Rumeli Baharı Restoranı’nda düzenlenen kahvaltıda Eğit-Der adına konuşan Emin Dağlı, öğretmenlerin sadece okulda değil, toplum içinde yerine getirdikleri görevin taşıdığı önemi, uluslararası düzeyde belgeleyen, öğretmenlerin tüm sorunlarını ele alan ve durumlarını tüm ayrıntıları ile düzenleyen kararın yıldönümü olması nedeniyle 5 Ekim tarihin öğretmenlik mesleği açısından evrensel bir önemi olduğunu söyledi. Dağlı, Dünya Öğretmenler Günü’nün geçmişi, uluslararası öğretmen örgütlerinin katkılarıyla 5 Ekim 1966 tarihinde ILO ve UNESCO tarafından ‘Öğretmenlerin Statüsüne İlişkin Tavsiye Kararı’nın alınmasında yatmaktadır. Tüm dünya öğretmenleri için önemli olan tarihi kararla öğretmenlerin toplumsal statüsüne yönelik önemli bir adım olmuştur” diye konuştu.

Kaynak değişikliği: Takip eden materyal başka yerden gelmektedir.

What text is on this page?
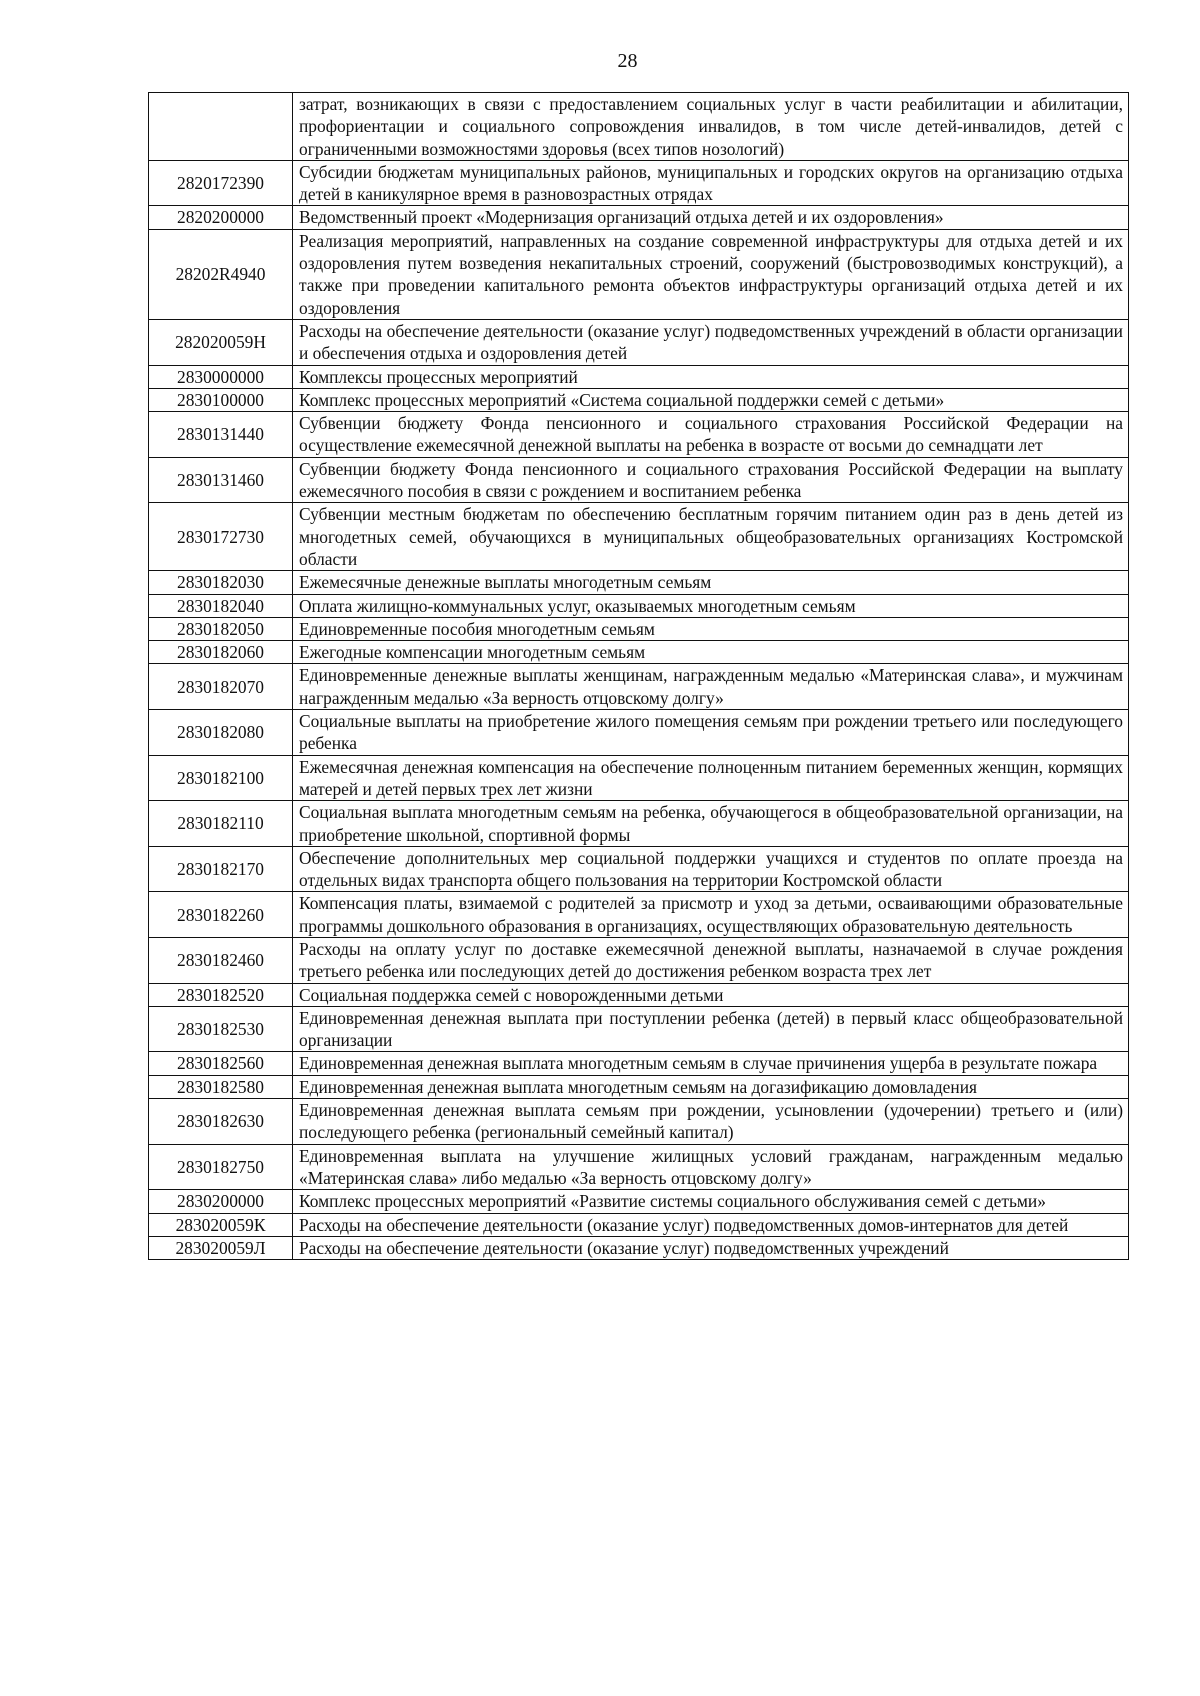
28
	затрат, возникающих в связи с предоставлением социальных услуг в части реабилитации и абилитации, профориентации и социального сопровождения инвалидов, в том числе детей-инвалидов, детей с ограниченными возможностями здоровья (всех типов нозологий)
2820172390	Субсидии бюджетам муниципальных районов, муниципальных и городских округов на организацию отдыха детей в каникулярное время в разновозрастных отрядах
2820200000	Ведомственный проект «Модернизация организаций отдыха детей и их оздоровления»
28202R4940	Реализация мероприятий, направленных на создание современной инфраструктуры для отдыха детей и их оздоровления путем возведения некапитальных строений, сооружений (быстровозводимых конструкций), а также при проведении капитального ремонта объектов инфраструктуры организаций отдыха детей и их оздоровления
282020059Н	Расходы на обеспечение деятельности (оказание услуг) подведомственных учреждений в области организации и обеспечения отдыха и оздоровления детей
2830000000	Комплексы процессных мероприятий
2830100000	Комплекс процессных мероприятий «Система социальной поддержки семей с детьми»
2830131440	Субвенции бюджету Фонда пенсионного и социального страхования Российской Федерации на осуществление ежемесячной денежной выплаты на ребенка в возрасте от восьми до семнадцати лет
2830131460	Субвенции бюджету Фонда пенсионного и социального страхования Российской Федерации на выплату ежемесячного пособия в связи с рождением и воспитанием ребенка
2830172730	Субвенции местным бюджетам по обеспечению бесплатным горячим питанием один раз в день детей из многодетных семей, обучающихся в муниципальных общеобразовательных организациях Костромской области
2830182030	Ежемесячные денежные выплаты многодетным семьям
2830182040	Оплата жилищно-коммунальных услуг, оказываемых многодетным семьям
2830182050	Единовременные пособия многодетным семьям
2830182060	Ежегодные компенсации многодетным семьям
2830182070	Единовременные денежные выплаты женщинам, награжденным медалью «Материнская слава», и мужчинам награжденным медалью «За верность отцовскому долгу»
2830182080	Социальные выплаты на приобретение жилого помещения семьям при рождении третьего или последующего ребенка
2830182100	Ежемесячная денежная компенсация на обеспечение полноценным питанием беременных женщин, кормящих матерей и детей первых трех лет жизни
2830182110	Социальная выплата многодетным семьям на ребенка, обучающегося в общеобразовательной организации, на приобретение школьной, спортивной формы
2830182170	Обеспечение дополнительных мер социальной поддержки учащихся и студентов по оплате проезда на отдельных видах транспорта общего пользования на территории Костромской области
2830182260	Компенсация платы, взимаемой с родителей за присмотр и уход за детьми, осваивающими образовательные программы дошкольного образования в организациях, осуществляющих образовательную деятельность
2830182460	Расходы на оплату услуг по доставке ежемесячной денежной выплаты, назначаемой в случае рождения третьего ребенка или последующих детей до достижения ребенком возраста трех лет
2830182520	Социальная поддержка семей с новорожденными детьми
2830182530	Единовременная денежная выплата при поступлении ребенка (детей) в первый класс общеобразовательной организации
2830182560	Единовременная денежная выплата многодетным семьям в случае причинения ущерба в результате пожара
2830182580	Единовременная денежная выплата многодетным семьям на догазификацию домовладения
2830182630	Единовременная денежная выплата семьям при рождении, усыновлении (удочерении) третьего и (или) последующего ребенка (региональный семейный капитал)
2830182750	Единовременная выплата на улучшение жилищных условий гражданам, награжденным медалью «Материнская слава» либо медалью «За верность отцовскому долгу»
2830200000	Комплекс процессных мероприятий «Развитие системы социального обслуживания семей с детьми»
283020059К	Расходы на обеспечение деятельности (оказание услуг) подведомственных домов-интернатов для детей
283020059Л	Расходы на обеспечение деятельности (оказание услуг) подведомственных учреждений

Tavsiye kararının öğretmenlerin konumlarını güçlendirmeyi, haklarını geliştirmeyi ve korumayı amaçlarken, aynı zamanda uluslararası düzeyde yapılmış bir toplu sözleşme niteliği taşıdığını aktaran Dağlı, “Bu karar Türkiye tarafından da kabul edilen ve altına imza atılan bir belge olmasına karşın, Türkiye’nin yıllardır yükümlülüklerini yerine getirdiğini söylemek mümkün değildir” dedi.

ÖNERİLERİNİ SIRALADILAR

EĞİT-DER ve TÖDER olarak konu hakkındaki önerileri ise TÖDER adına Mualla Yılmaz dile getirdi. Yılmaz bu önerileri şöyle sıraladı: “Koşulsuz sınıf geçme kaldırılıp yerine ders ve sınıf tekrarı olabilmeli, öğretmen not veren değil, öğreten kişi olma konumunu korumalıdır. 4+4+4 sisteminden vazgeçilmeli, yerine sistemde bütünlük sağlayan bir yapı getirilmelidir. KHK ile işinden atılan akademisyenler derhal işlerine dönmeli, tazminatları ödenmelidir. Tüm eğitim çalışanları insanca geçinebilecek ücret almalı, ek iş yapmak zorunda kalmamalıdırlar. Öğretmen yetiştirme ve okullaşmada köy enstitüleri modelinden yararlanılmalıdır. Göçmen ve mevsimlik işçilerin çocuklarının eğitim sorunlarına yönelik çözümler üretilmelidir.”